You'd probably get a boost from a newer driver (to enable coopmat2), but the pp numbers seem slow for coopmat1.

👤 ikawrakow replied the 2025-07-01 at 14:54:36:
Yes, this is a release build. @ubergarm is getting in the range of 3000 t/s for LlaMA-7B on his RX 7900 XTX, so same ball park.


👤 jeffbolznv replied the 2025-07-01 at 14:53:29:

What's the llama-bench equivalent of the N_KV column in that table? Is it -d? I see a big difference between coopmat1 and coopmat2 with large depth.

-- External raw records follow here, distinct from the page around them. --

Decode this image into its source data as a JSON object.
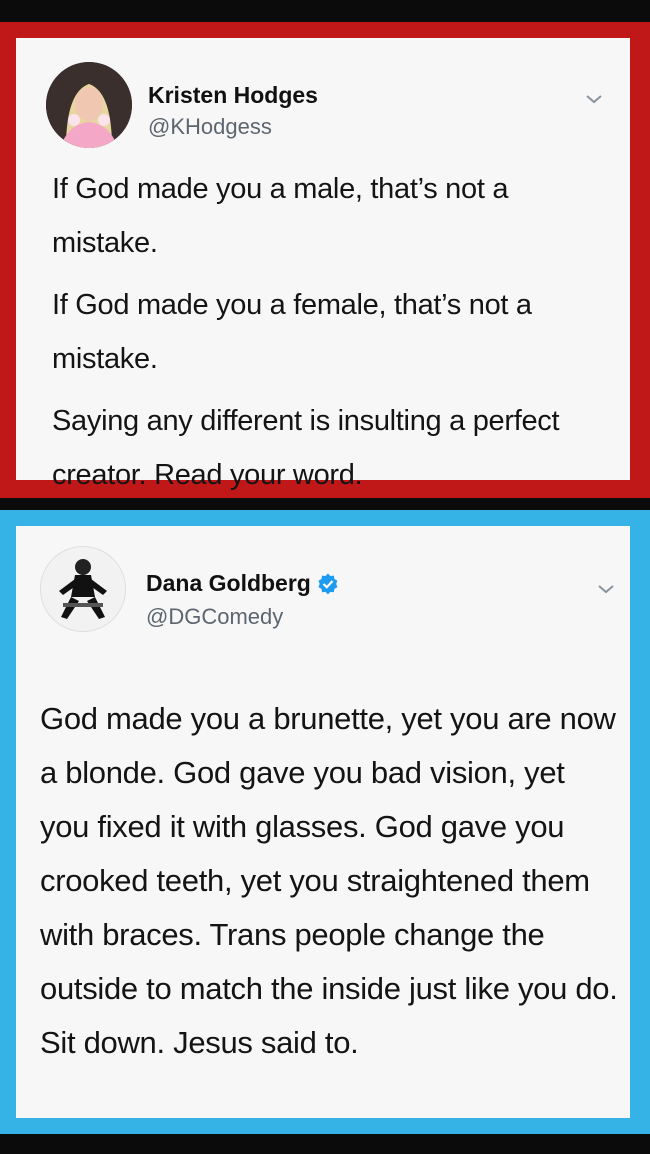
{
  "tweets": [
    {
      "name": "Kristen Hodges",
      "handle": "@KHodgess",
      "paragraphs": [
        "If God made you a male, that’s not a mistake.",
        "If God made you a female, that’s not a mistake.",
        "Saying any different is insulting a perfect creator. Read your word."
      ],
      "frame_color": "#c01818"
    },
    {
      "name": "Dana Goldberg",
      "handle": "@DGComedy",
      "verified": true,
      "text": "God made you a brunette, yet you are now a blonde. God gave you bad vision, yet you fixed it with glasses. God gave you crooked teeth, yet you straightened them with braces. Trans people change the outside to match the inside just like you do. Sit down. Jesus said to.",
      "frame_color": "#35b3e6"
    }
  ],
  "icons": {
    "menu": "chevron-down-icon",
    "verified": "verified-badge-icon"
  }
}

👤 ikawrakow replied the 2025-07-01 at 15:00:56:
I haven't looked into mainline llama.cpp, but the sweep-bench here adds N_KV tokens to the KV cache, and then runs a batch of a given size (1024 tokens in the above example), and generates a given number of new tokens (256 in the example). Time is measured for both, and resulting tokens/second is printed. The KV cache is increased gradually in a sweep, which corresponds to a typical experience of a user interacting with an LLM. I don't know what the -d option in mainline does (I think it is a relatively recent addition), that's why I have a port of sweep-bench to mainline llama.cpp to be able to run direct (and more meaningful) comparisons than -p 512 or -n 128).

👤 jeffbolznv replied the 2025-07-01 at 15:14:47:
OK. I think these are basically the same parameter.

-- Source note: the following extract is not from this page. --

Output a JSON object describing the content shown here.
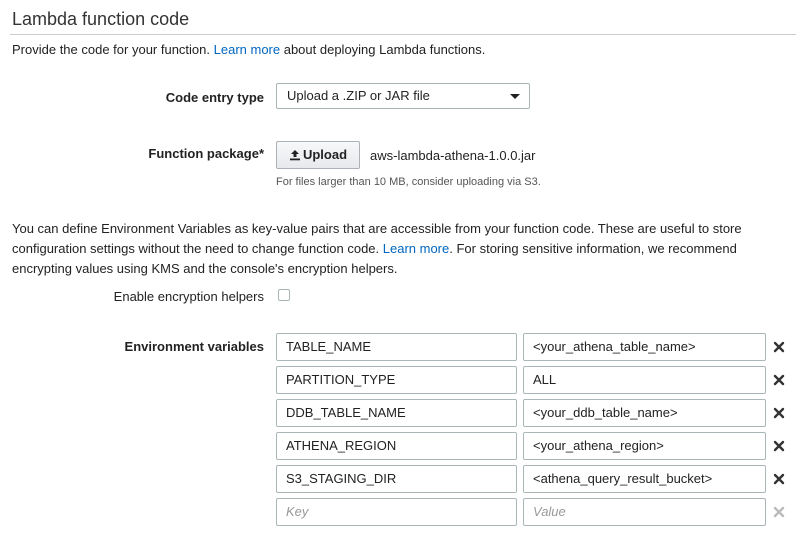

I see much better (>2x) performance for large KV with coopmat2, and I think this is because it's doing more rows at a time (64 vs 16). It might be possible to improve this for the coopmat1 path, but it may start running into register limits, hard to say. For an NV GPU, you should just update to a recent driver (r575) and you'll get the improved performance automatically.

👤 ikawrakow replied the 2025-07-01 at 15:28:31:

you should just update to a recent driver (r575) and you'll get the improved performance automatically.

You mean the Nvidia driver? I'm on 560.35.03 and reluctant to update as the machine I'm working on is remote.

But IIRC, you have an RTX-4070. Can you post a comparison between CUDA and Vulkan on your GPU?

👤 jeffbolznv replied the 2025-07-01 at 16:12:50:
I recently got a 5090, so the 4070 is no longer in my system. Here's what I'm seeing for coopmat2, coopmat1, and CUDA.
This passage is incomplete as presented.